Okay, back to the chapter. And oh man, way to continue to be a dick, Anita. She points out that yes, she can raise an awesome zombie and sometimes they don't even realise that they're dead, but Tony can't keep his zombie wife. She'll rot. And he's suddenly turned into a mess of, "NO ONLY YOU CAN DO THIS THING!" and Anita's like "WELL IF I COULD RESURRECT HER FOR REALS, I TOTALLY WOULD. BUT I CAN'T."
Or she could just put the woman's soul back into her body and stop the corpse from rotting like Dominga Salvador did in The Laughing Corpse. It might not be a true resurrection, but it's the next best thing.
This is like a broken record. Anita says again that she can't resurrect Tony's dead wife. He gives her a plaintive look and asks, "It's too late for her to be a vampire, then?"
I SHOULD THINK SO, WHAT WITH HER BEING EXPLODED.

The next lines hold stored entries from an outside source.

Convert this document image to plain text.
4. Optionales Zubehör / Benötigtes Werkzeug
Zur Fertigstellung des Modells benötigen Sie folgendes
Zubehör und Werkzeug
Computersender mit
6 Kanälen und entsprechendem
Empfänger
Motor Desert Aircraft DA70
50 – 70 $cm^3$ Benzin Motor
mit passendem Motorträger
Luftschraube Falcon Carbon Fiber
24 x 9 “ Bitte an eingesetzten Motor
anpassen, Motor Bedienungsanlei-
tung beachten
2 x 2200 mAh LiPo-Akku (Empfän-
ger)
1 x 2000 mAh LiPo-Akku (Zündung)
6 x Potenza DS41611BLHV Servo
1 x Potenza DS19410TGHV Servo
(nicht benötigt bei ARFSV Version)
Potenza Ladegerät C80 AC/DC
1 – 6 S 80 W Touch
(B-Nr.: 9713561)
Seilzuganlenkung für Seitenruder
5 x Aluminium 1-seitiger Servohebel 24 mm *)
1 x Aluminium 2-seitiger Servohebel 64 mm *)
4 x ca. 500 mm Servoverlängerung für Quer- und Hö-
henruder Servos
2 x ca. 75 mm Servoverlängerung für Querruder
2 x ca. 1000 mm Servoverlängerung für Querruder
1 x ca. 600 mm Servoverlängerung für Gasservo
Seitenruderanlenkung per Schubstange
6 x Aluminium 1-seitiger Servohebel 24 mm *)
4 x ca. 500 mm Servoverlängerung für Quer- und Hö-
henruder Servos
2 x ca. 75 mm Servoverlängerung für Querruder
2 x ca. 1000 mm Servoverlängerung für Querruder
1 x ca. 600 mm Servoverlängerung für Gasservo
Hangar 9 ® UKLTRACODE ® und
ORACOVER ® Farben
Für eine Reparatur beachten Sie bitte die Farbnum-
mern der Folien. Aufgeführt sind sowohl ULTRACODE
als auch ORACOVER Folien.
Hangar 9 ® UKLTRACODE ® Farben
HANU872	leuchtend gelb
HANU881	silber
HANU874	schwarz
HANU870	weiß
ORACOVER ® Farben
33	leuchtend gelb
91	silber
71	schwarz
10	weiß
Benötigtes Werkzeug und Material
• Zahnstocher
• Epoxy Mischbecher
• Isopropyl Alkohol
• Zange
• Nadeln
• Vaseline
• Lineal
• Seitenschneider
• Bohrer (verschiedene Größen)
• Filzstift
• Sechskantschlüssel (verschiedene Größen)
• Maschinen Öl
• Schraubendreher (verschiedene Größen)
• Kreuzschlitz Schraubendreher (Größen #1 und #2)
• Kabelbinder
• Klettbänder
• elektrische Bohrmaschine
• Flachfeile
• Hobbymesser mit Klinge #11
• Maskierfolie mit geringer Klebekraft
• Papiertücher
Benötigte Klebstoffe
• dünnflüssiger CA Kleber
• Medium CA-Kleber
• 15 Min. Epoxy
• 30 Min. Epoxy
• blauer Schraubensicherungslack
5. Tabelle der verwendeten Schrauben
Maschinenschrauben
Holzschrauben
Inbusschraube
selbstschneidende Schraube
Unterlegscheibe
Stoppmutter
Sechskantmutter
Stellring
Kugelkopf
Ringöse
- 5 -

Anita waffles that it probably is too late, because the wife would have needed to have been bitten by a vampire before she died. And then she exploded. There's more monologue about how fire kills pretty much everything, and it's really difficult to raise a zombie from chargrilled jerky pieces. But, Tony does make a good point in asking if it's the fire itself that presents a problem with the zombie raising rather than the chargrilled jerky pieces themselves, and Anita has to mull it over. She doesn't give him an answer, because she doesn't think it's ever happened.

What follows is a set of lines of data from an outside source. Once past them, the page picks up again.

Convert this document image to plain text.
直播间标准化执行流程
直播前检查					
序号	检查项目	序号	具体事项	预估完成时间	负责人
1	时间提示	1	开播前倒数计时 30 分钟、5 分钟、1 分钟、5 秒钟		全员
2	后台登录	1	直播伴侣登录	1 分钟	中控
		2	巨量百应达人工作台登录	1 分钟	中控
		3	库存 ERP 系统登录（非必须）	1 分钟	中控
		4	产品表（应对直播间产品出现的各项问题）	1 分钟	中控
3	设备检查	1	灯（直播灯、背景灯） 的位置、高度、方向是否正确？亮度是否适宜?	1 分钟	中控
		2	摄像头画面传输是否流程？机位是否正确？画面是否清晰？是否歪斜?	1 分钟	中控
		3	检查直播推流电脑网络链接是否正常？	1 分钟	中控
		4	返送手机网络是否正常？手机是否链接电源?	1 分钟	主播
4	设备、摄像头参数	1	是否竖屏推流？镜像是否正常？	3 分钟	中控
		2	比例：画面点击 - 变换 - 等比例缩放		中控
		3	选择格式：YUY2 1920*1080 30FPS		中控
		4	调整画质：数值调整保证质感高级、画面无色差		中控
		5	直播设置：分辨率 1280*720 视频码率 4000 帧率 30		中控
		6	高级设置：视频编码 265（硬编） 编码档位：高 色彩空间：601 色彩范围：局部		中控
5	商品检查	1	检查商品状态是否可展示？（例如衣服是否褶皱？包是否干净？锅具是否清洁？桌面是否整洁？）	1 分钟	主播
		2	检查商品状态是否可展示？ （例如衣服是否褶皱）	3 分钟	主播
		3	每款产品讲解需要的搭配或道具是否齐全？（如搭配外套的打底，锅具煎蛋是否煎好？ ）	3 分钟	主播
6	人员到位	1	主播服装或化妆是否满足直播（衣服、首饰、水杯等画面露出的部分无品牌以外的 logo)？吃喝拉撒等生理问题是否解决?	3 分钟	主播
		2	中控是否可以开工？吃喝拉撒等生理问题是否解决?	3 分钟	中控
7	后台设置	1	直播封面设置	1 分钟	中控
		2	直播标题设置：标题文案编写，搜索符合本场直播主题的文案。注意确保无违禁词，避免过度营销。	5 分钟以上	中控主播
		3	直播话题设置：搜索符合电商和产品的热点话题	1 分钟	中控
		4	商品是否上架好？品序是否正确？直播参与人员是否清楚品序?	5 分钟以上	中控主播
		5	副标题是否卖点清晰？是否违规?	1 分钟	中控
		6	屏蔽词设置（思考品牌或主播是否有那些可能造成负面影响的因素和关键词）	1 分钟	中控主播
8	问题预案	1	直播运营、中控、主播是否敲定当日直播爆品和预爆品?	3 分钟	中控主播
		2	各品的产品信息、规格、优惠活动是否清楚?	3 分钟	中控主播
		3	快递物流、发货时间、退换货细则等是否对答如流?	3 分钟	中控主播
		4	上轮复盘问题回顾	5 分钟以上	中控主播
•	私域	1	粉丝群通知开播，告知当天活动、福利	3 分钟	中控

In any case, she starts to show him out, and Tony points out that Anita's dating Jean-Claude, so if she can't bring back Tony's wife, then maybe JC can. Anita has to repeat that no, rules is rules and the wife would have needed to be bitten and not exploded for this to work. She also monologues internally about how she's JC's human servant and the police mistrust her because of it.
Then it gets creepy with Tony asking if Anita could raise the wife so that she didn't realise she was dead. Anita says yes, she's done it, but points out the whole rotting thing while Tony is like "I just want to say goodbye! I want to be with her!" And Anita takes a moment to be "Ew, necrophilia? Do not want." No, really. "I almost asked if by 'be with her,' he meant sex, but I did not want to know. I didn't need to know because I wasn't raising this zombie."
I was having a discussion the other night about how this is a sad indictment on Anita and the series in that she automatically assumes this is a sexual thing. The guy's wife died in a horrible manner, and he wants to say goodbye. For all we know, he would want to take her on a picnic at the beach at sunset and appreciate the person she used to be. It doesn't have to be about getting your freak on.
Anyway, Anita goes back into monologuing that sometimes zombies have been raised for surprise! necrophilia and there's something now in the contracts that they make very clear to clients that zombies will not be raised for these purposes. If you want a zombie, it goes back in the ground the same night as it was raised. Foo to that, Dominga Salvador was pimpin' corpses and rolling in the dough.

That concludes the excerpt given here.